That's how I landed in Fog City, sipping coffee and noshing bagels with hundreds of other wannabe authors. We sat at tables of eight in a large hotel meeting room wondering what we'll learn; who we'll meet; is this worth our time and money?
Coincidence seated me next to a former Victoria University professor and introduced me to a Wellingtonian who had won a scholarship to the conference. We filled our heads during sessions about publishing, finding an agent to get you to a publishing house (preferably one of the big New York firms) or using a hybrid model - paying a company to design, distribute and market your book.
Dozens of us signed up for speed-dating sessions with agents. We'd have three minutes per agent to pitch ideas.
Several of those agents asked me to email a synopsis and sample chapter. The homework still sits on my desk, unfinished. A gremlin tapping my shoulder. It's easy to ignore your passion project when paid work deadlines, uncertainty and inertia fuse into a single, sticky blob.
Still, strands from that conference have enmeshed with the neurons of daily life. One keynote speaker, Dana Gioia, has been quoted saying he's the only person who ever went to Stanford Business School to become a poet.
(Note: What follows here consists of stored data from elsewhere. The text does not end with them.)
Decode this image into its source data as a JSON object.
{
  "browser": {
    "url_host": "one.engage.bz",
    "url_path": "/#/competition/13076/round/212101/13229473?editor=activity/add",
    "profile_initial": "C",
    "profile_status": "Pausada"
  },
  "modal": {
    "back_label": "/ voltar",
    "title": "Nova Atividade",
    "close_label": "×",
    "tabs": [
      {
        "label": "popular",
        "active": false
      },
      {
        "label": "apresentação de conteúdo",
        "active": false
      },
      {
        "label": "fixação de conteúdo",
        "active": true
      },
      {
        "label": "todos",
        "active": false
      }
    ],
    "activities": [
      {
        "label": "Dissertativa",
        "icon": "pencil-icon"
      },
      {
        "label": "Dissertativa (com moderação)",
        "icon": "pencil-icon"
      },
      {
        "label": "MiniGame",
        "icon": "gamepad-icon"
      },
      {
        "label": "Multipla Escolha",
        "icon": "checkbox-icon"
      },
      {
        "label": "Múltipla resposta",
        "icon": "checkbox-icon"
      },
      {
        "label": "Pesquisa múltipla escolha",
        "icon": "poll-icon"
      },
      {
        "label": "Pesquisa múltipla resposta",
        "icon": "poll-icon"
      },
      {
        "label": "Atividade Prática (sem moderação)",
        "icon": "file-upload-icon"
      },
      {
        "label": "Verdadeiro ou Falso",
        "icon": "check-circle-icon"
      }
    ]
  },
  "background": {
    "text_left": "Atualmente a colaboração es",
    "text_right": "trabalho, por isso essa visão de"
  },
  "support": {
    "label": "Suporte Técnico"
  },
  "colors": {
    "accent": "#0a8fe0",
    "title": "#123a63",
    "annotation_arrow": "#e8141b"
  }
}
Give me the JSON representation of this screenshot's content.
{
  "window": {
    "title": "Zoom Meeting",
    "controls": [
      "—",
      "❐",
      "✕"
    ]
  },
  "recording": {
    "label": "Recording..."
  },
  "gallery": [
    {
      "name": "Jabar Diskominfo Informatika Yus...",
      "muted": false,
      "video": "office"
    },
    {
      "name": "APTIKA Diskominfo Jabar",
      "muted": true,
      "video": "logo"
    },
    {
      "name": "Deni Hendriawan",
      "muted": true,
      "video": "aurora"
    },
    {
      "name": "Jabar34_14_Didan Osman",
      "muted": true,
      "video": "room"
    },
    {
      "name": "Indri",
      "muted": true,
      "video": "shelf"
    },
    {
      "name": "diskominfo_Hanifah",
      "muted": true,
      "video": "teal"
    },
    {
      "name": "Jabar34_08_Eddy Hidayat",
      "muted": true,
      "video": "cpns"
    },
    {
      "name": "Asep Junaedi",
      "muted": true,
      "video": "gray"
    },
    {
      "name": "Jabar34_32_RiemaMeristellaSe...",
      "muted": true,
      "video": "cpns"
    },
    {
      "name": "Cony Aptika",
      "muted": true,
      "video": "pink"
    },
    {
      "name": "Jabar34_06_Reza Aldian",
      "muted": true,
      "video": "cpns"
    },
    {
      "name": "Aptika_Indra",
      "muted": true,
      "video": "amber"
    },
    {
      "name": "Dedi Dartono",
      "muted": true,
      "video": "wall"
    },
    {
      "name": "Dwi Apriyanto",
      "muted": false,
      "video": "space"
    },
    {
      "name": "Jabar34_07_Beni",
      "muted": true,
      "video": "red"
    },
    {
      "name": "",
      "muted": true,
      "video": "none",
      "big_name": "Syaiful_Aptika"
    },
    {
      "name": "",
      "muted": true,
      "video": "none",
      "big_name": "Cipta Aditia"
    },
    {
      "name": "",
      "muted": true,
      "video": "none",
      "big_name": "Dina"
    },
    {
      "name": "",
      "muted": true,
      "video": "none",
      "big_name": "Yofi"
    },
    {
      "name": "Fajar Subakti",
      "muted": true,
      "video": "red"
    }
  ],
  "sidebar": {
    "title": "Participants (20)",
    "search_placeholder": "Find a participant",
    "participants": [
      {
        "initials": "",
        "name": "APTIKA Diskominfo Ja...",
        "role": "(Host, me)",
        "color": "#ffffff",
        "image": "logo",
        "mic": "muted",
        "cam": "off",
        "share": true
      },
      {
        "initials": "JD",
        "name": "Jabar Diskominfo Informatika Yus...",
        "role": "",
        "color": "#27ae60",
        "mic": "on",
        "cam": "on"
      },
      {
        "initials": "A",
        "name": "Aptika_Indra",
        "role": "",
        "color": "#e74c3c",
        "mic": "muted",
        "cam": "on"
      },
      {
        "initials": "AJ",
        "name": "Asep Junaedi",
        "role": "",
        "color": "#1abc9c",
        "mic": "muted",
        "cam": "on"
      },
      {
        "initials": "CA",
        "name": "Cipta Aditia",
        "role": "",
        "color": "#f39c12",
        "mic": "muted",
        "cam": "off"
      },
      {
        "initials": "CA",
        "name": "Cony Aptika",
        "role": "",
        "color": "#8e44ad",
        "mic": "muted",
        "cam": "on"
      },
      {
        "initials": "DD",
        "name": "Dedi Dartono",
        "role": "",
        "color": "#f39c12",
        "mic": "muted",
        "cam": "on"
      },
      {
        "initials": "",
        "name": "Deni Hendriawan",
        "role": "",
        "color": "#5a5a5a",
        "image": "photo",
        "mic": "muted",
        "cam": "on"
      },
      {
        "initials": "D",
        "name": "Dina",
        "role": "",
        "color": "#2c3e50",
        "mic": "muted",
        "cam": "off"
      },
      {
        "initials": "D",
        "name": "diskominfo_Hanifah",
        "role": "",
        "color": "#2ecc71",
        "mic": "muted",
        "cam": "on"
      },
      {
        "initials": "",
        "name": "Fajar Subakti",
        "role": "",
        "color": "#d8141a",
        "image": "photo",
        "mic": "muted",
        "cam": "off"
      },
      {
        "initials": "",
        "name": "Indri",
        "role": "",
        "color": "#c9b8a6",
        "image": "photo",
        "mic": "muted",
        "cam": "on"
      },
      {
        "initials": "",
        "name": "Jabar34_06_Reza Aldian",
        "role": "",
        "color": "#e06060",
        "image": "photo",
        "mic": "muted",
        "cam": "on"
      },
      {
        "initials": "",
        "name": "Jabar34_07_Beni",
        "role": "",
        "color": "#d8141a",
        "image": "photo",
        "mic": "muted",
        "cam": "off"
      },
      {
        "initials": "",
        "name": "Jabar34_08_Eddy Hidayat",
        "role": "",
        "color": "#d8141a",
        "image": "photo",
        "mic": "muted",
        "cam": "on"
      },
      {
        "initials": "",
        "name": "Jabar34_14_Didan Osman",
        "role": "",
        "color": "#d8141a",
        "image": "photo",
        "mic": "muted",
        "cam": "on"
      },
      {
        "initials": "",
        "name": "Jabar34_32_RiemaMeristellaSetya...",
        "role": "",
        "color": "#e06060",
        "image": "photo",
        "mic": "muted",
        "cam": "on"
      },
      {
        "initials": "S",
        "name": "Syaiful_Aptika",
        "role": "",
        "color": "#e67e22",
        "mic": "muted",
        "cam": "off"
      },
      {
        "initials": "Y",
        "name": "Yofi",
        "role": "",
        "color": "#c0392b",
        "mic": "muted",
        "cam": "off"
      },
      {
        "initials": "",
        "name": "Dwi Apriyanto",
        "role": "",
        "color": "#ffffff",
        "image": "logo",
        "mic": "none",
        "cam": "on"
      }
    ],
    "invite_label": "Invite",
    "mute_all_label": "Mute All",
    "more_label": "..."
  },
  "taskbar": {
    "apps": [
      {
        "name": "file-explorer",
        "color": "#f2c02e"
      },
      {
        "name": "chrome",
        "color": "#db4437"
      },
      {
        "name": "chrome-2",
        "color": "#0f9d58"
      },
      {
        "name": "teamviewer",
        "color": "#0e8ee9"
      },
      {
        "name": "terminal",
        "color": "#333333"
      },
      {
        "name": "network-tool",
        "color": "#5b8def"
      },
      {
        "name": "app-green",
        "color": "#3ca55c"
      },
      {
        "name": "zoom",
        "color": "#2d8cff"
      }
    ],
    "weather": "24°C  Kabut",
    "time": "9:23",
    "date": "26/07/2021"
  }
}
His inner gremlin apparently wouldn't shut up. Lucky for us. What I know about poetry would fill half a thimble. But what I felt about the words Gioia read filled my heart. His poem, Marriage of Many Years reveals a lexicon of companionship, communication beyond speech.
"This intimate patois will vanish with us, its only native speakers... Let the young vaunt their ecstasy. We keep our tribe of two in sovereign secrecy. What must be lost was never lost on us."
Let that sink in. Google the poem - it immortalises a world in 124 words.
Wonder extended to sessions about memoir. One presenter (a former newspaper columnist and author), clicked her magnetic reading glasses on and off, off and on (they parted in the middle, at the bridge of her nose), while explaining true tales about children are really stories about parents. Teenage angst is parental angst when told from the grown-up's perspective.
Another teacher recounted how, while writing an essay about shame, she excavated a long-buried childhood memory. By retelling the story of hitting a dog with a car, she recalled another incident where, as a 4-year-old, she witnessed a puppy being lured to its death.
Acclaimed New Zealand author Witi Ihimaera told participants at the Tauranga Arts Festival last October he, too, disclosed a traumatic event for the first time through writing. He couldn't speak of the evil to friends and family, but he could tell strangers about it in his memoir.
Surveys have shown 80 per cent of American adults feel they have a book in them. If Kiwi literary dreams reach anywhere near that mark, many of you harbour a book fantasy, too. We all have competition - one agent told our group at the conference 18,000 books are published in the US alone, each week.
Why write? Gioia said by putting thoughts into words, we claim citizenship in an invisible world. The sacred task of anyone who writes, he said, is articulating the unseen world inside our heads. It requires an alertness to our own existence and a recognition everyone we encounter has an existence as complicated as ours.
Your history, activities and thoughts have extraordinary worth when you write them down. A journal that helps cultivate knowledge of who you are and where you've been holds value - not necessarily in the marketplace, but in the space you guard for yourself or share with people you love.
I hope you're making magic – crafting something visible from what we can't see. Write now. Decide later if those stories need a home in the wider world, or if they'll only cast their spell on you.